Unless those readers are the majority. And this thought troubles me.
2. Who’s this guy again?
Moving away from the woes of writing historical fiction, but (probably) dealing with short attention span again, I have to wonder if it’s me or the critter. Snippets from a story (paraphrased):
“Mary’s sister had killed herself, unable to face the humiliation. Oh Jane, Mary thought, why did you leave me alone?”
3-4 paragraphs later:
“In Mary’s dream, Jane was there, her wrists slashed open.”
And here comes the critter’s comment:
“Who’s that Jane gal? Perhaps you could tell us more about their relationship and how she died?”
Head, meet desk.
If this was one isolated incident, I’d just brush it off. Gods knows I’ve goofed aplenty in my own crits. Sometimes, real world issues interfere, kids cry, cats complain, colds mess up your head and you cannot be 100% there. In a similar way, if there was a consensus of comments pointing to something unclear, I’d go back and clarify.
But no. There’s always a random comment from certain people at random parts of the story that indicates to me that they missed my not-so-subtle hints. Do I really need to spell it out for them?

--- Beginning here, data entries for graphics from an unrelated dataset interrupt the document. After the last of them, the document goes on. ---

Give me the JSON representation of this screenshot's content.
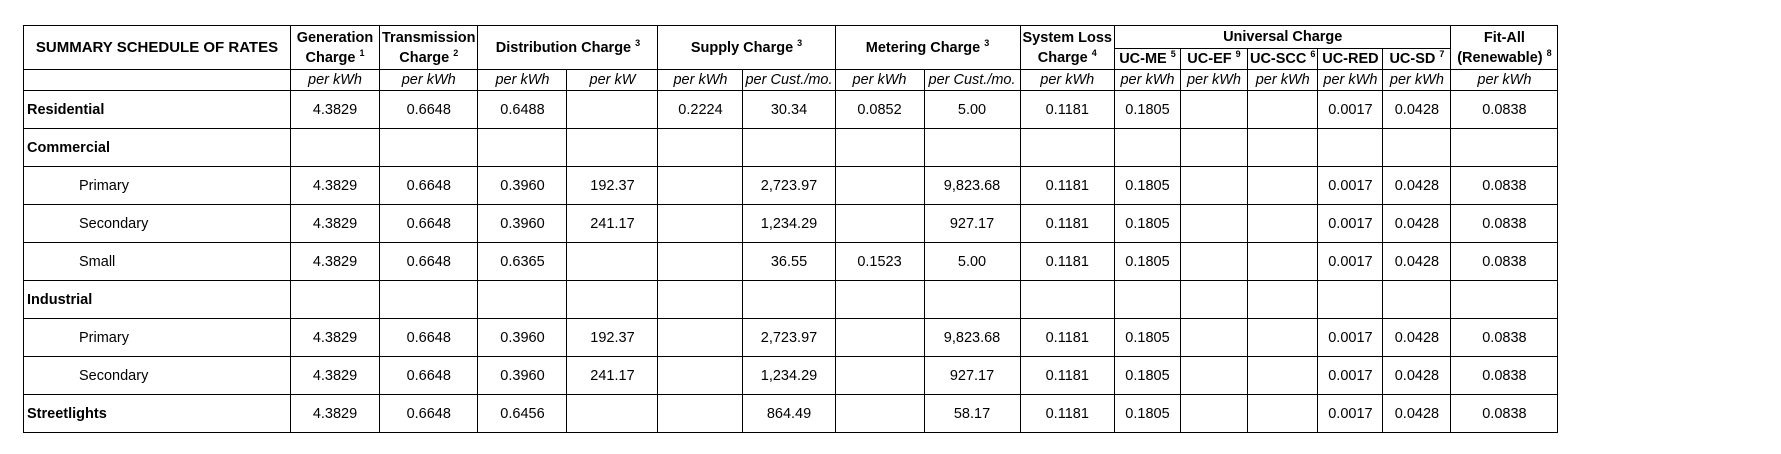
{
  "title": "SUMMARY SCHEDULE OF RATES",
  "headers": {
    "generation": {
      "l1": "Generation",
      "l2": "Charge",
      "sup": "1"
    },
    "transmission": {
      "l1": "Transmission",
      "l2": "Charge",
      "sup": "2"
    },
    "distribution": {
      "label": "Distribution Charge",
      "sup": "3"
    },
    "supply": {
      "label": "Supply Charge",
      "sup": "3"
    },
    "metering": {
      "label": "Metering Charge",
      "sup": "3"
    },
    "system_loss": {
      "l1": "System Loss",
      "l2": "Charge",
      "sup": "4"
    },
    "universal": {
      "label": "Universal Charge"
    },
    "uc_me": {
      "label": "UC-ME",
      "sup": "5"
    },
    "uc_ef": {
      "label": "UC-EF",
      "sup": "9"
    },
    "uc_scc": {
      "label": "UC-SCC",
      "sup": "6"
    },
    "uc_red": {
      "label": "UC-RED"
    },
    "uc_sd": {
      "label": "UC-SD",
      "sup": "7"
    },
    "fit_all": {
      "l1": "Fit-All",
      "l2": "(Renewable)",
      "sup": "8"
    }
  },
  "units": [
    "per kWh",
    "per kWh",
    "per kWh",
    "per kW",
    "per kWh",
    "per Cust./mo.",
    "per kWh",
    "per Cust./mo.",
    "per kWh",
    "per kWh",
    "per kWh",
    "per kWh",
    "per kWh",
    "per kWh",
    "per kWh"
  ],
  "rows": [
    {
      "label": "Residential",
      "type": "cat",
      "values": [
        "4.3829",
        "0.6648",
        "0.6488",
        "",
        "0.2224",
        "30.34",
        "0.0852",
        "5.00",
        "0.1181",
        "0.1805",
        "",
        "",
        "0.0017",
        "0.0428",
        "0.0838"
      ]
    },
    {
      "label": "Commercial",
      "type": "cat",
      "values": [
        "",
        "",
        "",
        "",
        "",
        "",
        "",
        "",
        "",
        "",
        "",
        "",
        "",
        "",
        ""
      ]
    },
    {
      "label": "Primary",
      "type": "sub",
      "values": [
        "4.3829",
        "0.6648",
        "0.3960",
        "192.37",
        "",
        "2,723.97",
        "",
        "9,823.68",
        "0.1181",
        "0.1805",
        "",
        "",
        "0.0017",
        "0.0428",
        "0.0838"
      ]
    },
    {
      "label": "Secondary",
      "type": "sub",
      "values": [
        "4.3829",
        "0.6648",
        "0.3960",
        "241.17",
        "",
        "1,234.29",
        "",
        "927.17",
        "0.1181",
        "0.1805",
        "",
        "",
        "0.0017",
        "0.0428",
        "0.0838"
      ]
    },
    {
      "label": "Small",
      "type": "sub",
      "values": [
        "4.3829",
        "0.6648",
        "0.6365",
        "",
        "",
        "36.55",
        "0.1523",
        "5.00",
        "0.1181",
        "0.1805",
        "",
        "",
        "0.0017",
        "0.0428",
        "0.0838"
      ]
    },
    {
      "label": "Industrial",
      "type": "cat",
      "values": [
        "",
        "",
        "",
        "",
        "",
        "",
        "",
        "",
        "",
        "",
        "",
        "",
        "",
        "",
        ""
      ]
    },
    {
      "label": "Primary",
      "type": "sub",
      "values": [
        "4.3829",
        "0.6648",
        "0.3960",
        "192.37",
        "",
        "2,723.97",
        "",
        "9,823.68",
        "0.1181",
        "0.1805",
        "",
        "",
        "0.0017",
        "0.0428",
        "0.0838"
      ]
    },
    {
      "label": "Secondary",
      "type": "sub",
      "values": [
        "4.3829",
        "0.6648",
        "0.3960",
        "241.17",
        "",
        "1,234.29",
        "",
        "927.17",
        "0.1181",
        "0.1805",
        "",
        "",
        "0.0017",
        "0.0428",
        "0.0838"
      ]
    },
    {
      "label": "Streetlights",
      "type": "cat",
      "values": [
        "4.3829",
        "0.6648",
        "0.6456",
        "",
        "",
        "864.49",
        "",
        "58.17",
        "0.1181",
        "0.1805",
        "",
        "",
        "0.0017",
        "0.0428",
        "0.0838"
      ]
    }
  ]
}
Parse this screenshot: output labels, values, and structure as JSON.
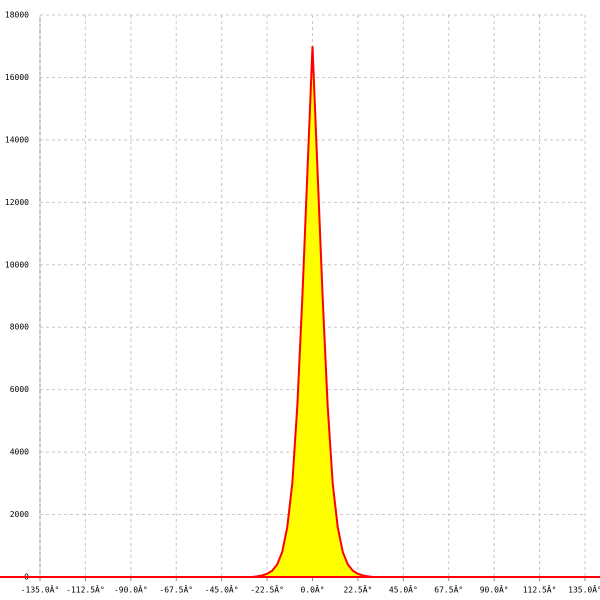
{
  "chart_data": {
    "type": "area",
    "x": [
      -135,
      -40,
      -35,
      -30,
      -27.5,
      -25,
      -22.5,
      -20,
      -17.5,
      -15,
      -12.5,
      -10,
      -7.5,
      -5,
      -2.5,
      0,
      2.5,
      5,
      7.5,
      10,
      12.5,
      15,
      17.5,
      20,
      22.5,
      25,
      27.5,
      30,
      35,
      40,
      135
    ],
    "values": [
      0,
      0,
      0,
      0,
      20,
      50,
      100,
      200,
      400,
      800,
      1600,
      3000,
      5500,
      9000,
      13000,
      17000,
      13000,
      9000,
      5500,
      3000,
      1600,
      800,
      400,
      200,
      100,
      50,
      20,
      0,
      0,
      0,
      0
    ],
    "color": "#ffff00",
    "line_color": "#ff0000",
    "xlim": [
      -135,
      135
    ],
    "xticks": [
      {
        "value": -135,
        "label": "-135.0Â°"
      },
      {
        "value": -112.5,
        "label": "-112.5Â°"
      },
      {
        "value": -90,
        "label": "-90.0Â°"
      },
      {
        "value": -67.5,
        "label": "-67.5Â°"
      },
      {
        "value": -45,
        "label": "-45.0Â°"
      },
      {
        "value": -22.5,
        "label": "-22.5Â°"
      },
      {
        "value": 0,
        "label": "0.0Â°"
      },
      {
        "value": 22.5,
        "label": "22.5Â°"
      },
      {
        "value": 45,
        "label": "45.0Â°"
      },
      {
        "value": 67.5,
        "label": "67.5Â°"
      },
      {
        "value": 90,
        "label": "90.0Â°"
      },
      {
        "value": 112.5,
        "label": "112.5Â°"
      },
      {
        "value": 135,
        "label": "135.0Â°"
      }
    ],
    "ylim": [
      0,
      18000
    ],
    "yticks": [
      0,
      2000,
      4000,
      6000,
      8000,
      10000,
      12000,
      14000,
      16000,
      18000
    ],
    "grid": true
  }
}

“Jane was Mary’s sister who cut her wrists to kill herself.”
This is not how I want to write. But it left me wondering how this reflects to readers in general, and not just critters.
3. But what does Bob feel now?
I blame this on how-to-write books.
It’s the middle of a fight scene against dragons (or Cthulhu, or the Antichrist, or Sauron or any other big bad Evil Guy). Bob has trembling knees, almost drops his sword and thinks he should have stayed in bed that day. Or something along these lines.
Gee, I wonder what he may be feeling.
Do I really have to spell it out? Bob was scared/terrified/whatever?
And then there’s its evil twin: What is Bob thinking?
In the middle of a dragon fight scene? During the adrenaline rush and its “Fight or Flight” effect? Newsflash: sometimes, people don’t think. They’re just trying to avoid getting barbequed. They don’t have the time to calculate the pros and cons of hiding under that wagon or inside that well or in that cave. (Yes, someone actually suggest I should do that). There’s a fraking dragon after them, for catnip’s sake.
I don’t blame only how-to-write books. I also blame action movies with their slow motion scenes, in which the hero can eat breakfast, boink his girlfriend and have a smoke in the duration of a single kick/shot. Yeah. Sorry, fight scenes in fiction rarely work this way.
Again, the above rant does not apply in places I’ve failed to display my characters’ emotional response. Those become apparent very quickly, and there’s generally a critter agreement on those. Moreover, if something is lacking, at some level I already know it and it takes just one comment to identify it. This rant is aimed at those instances where critters seem to wake up at random intervals, post a random comment to show they’re still reading. Much like what some of us did during classes back in high school or university.
But it still leaves me baffled.
So is this a sign of the times, an indication of reduced attention span of modern readers, or should I just find myself new critters?